Auditions for both productions were held over Zoom, along with a majority of the rehearsals; the first in-person rehearsal took place near the end of February. Actors wore masks, and a small audience watched the four live productions of the musical, along with a livestream of each production on YouTube.

...they’re getting creative ideas about how to broaden their own sense of music.”

Though Walker and his co-author, Noah Parnes, held a staged reading of the play at Yale, this was the first full-scale production of the musical, with costumes, set design, lighting and the other trappings of a production. “One of the main differences for me was that it did not feel like I was the only engine making the thing go,” Walker says. “It was so beautiful to see it brought to life in such a different way.”

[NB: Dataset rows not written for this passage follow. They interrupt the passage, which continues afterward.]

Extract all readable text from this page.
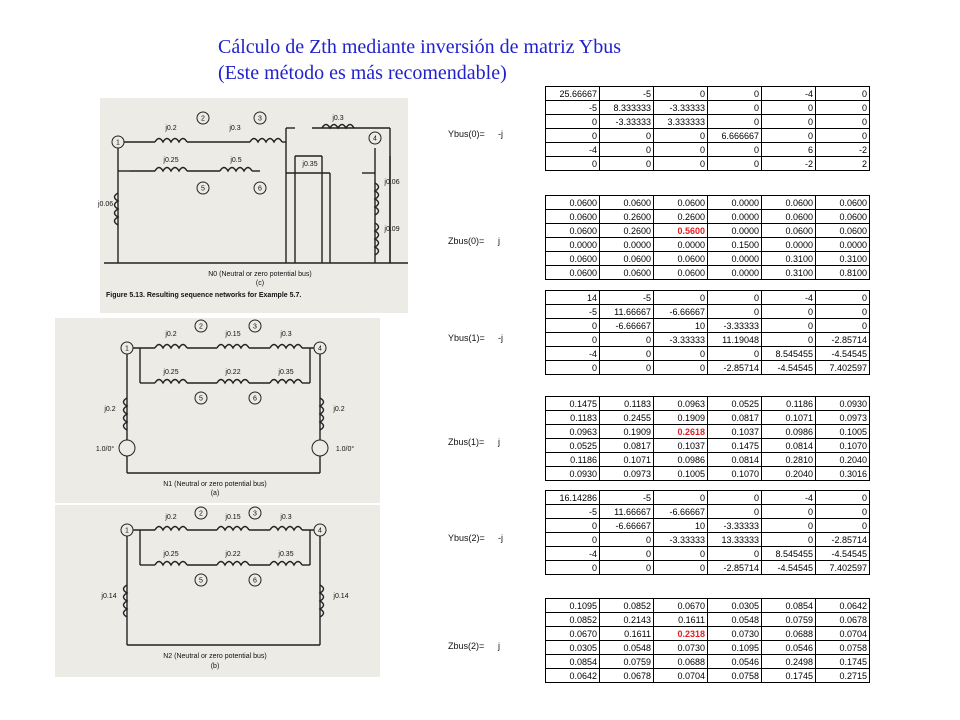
Cálculo de Zth mediante inversión de matriz Ybus
(Este método es más recomendable)
1
2	3
4
5	6
j0.2	j0.3
j0.3
j0.25	j0.5
j0.35
j0.06
j0.09
j0.06
N0 (Neutral or zero potential bus)
(c)
Figure 5.13. Resulting sequence networks for Example 5.7.
1
2	3
4
5	6
j0.2	j0.15	j0.3
j0.25	j0.22	j0.35
j0.2	j0.2
1.0/0°	1.0/0°
N1 (Neutral or zero potential bus)
(a)
1
2	3
4
5	6
j0.2	j0.15	j0.3
j0.25	j0.22	j0.35
j0.14	j0.14
N2 (Neutral or zero potential bus)
(b)
Ybus(0)= -j
Zbus(0)= j
Ybus(1)= -j
Zbus(1)= j
Ybus(2)= -j
Zbus(2)= j
25.66667	-5	0	0	-4	0
-5	8.333333	-3.33333	0	0	0
0	-3.33333	3.333333	0	0	0
0	0	0	6.666667	0	0
-4	0	0	0	6	-2
0	0	0	0	-2	2
0.0600	0.0600	0.0600	0.0000	0.0600	0.0600
0.0600	0.2600	0.2600	0.0000	0.0600	0.0600
0.0600	0.2600	0.5600	0.0000	0.0600	0.0600
0.0000	0.0000	0.0000	0.1500	0.0000	0.0000
0.0600	0.0600	0.0600	0.0000	0.3100	0.3100
0.0600	0.0600	0.0600	0.0000	0.3100	0.8100
14	-5	0	0	-4	0
-5	11.66667	-6.66667	0	0	0
0	-6.66667	10	-3.33333	0	0
0	0	-3.33333	11.19048	0	-2.85714
-4	0	0	0	8.545455	-4.54545
0	0	0	-2.85714	-4.54545	7.402597
0.1475	0.1183	0.0963	0.0525	0.1186	0.0930
0.1183	0.2455	0.1909	0.0817	0.1071	0.0973
0.0963	0.1909	0.2618	0.1037	0.0986	0.1005
0.0525	0.0817	0.1037	0.1475	0.0814	0.1070
0.1186	0.1071	0.0986	0.0814	0.2810	0.2040
0.0930	0.0973	0.1005	0.1070	0.2040	0.3016
16.14286	-5	0	0	-4	0
-5	11.66667	-6.66667	0	0	0
0	-6.66667	10	-3.33333	0	0
0	0	-3.33333	13.33333	0	-2.85714
-4	0	0	0	8.545455	-4.54545
0	0	0	-2.85714	-4.54545	7.402597
0.1095	0.0852	0.0670	0.0305	0.0854	0.0642
0.0852	0.2143	0.1611	0.0548	0.0759	0.0678
0.0670	0.1611	0.2318	0.0730	0.0688	0.0704
0.0305	0.0548	0.0730	0.1095	0.0546	0.0758
0.0854	0.0759	0.0688	0.0546	0.2498	0.1745
0.0642	0.0678	0.0704	0.0758	0.1745	0.2715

Walker feels lucky to have worked in Exeter’s Music Department “at a pretty pivotal time in its history.” Like Johnson, he sees the importance of Schultz’s and Rabb’s roles in centering contemporary music — both electronic and emerging music and jazz — in the program in a way they haven’t been before.

“We talk all the time about how we want any student on campus to be able to come into our building and find a place where they fit in,” Walker says. “But it’s one thing to think that, and it’s another thing to really take a critical look at — OK, what do we teach? Who is full-time faculty? Where do we allocate our time and our resources? That’s something that has been happening at the school generally for the last couple of years, and something that I have felt the Music Department has really taken in stride, which has been great.”

Editor's note: This article first appeared in the spring 2021 issue of The Exeter Bulletin.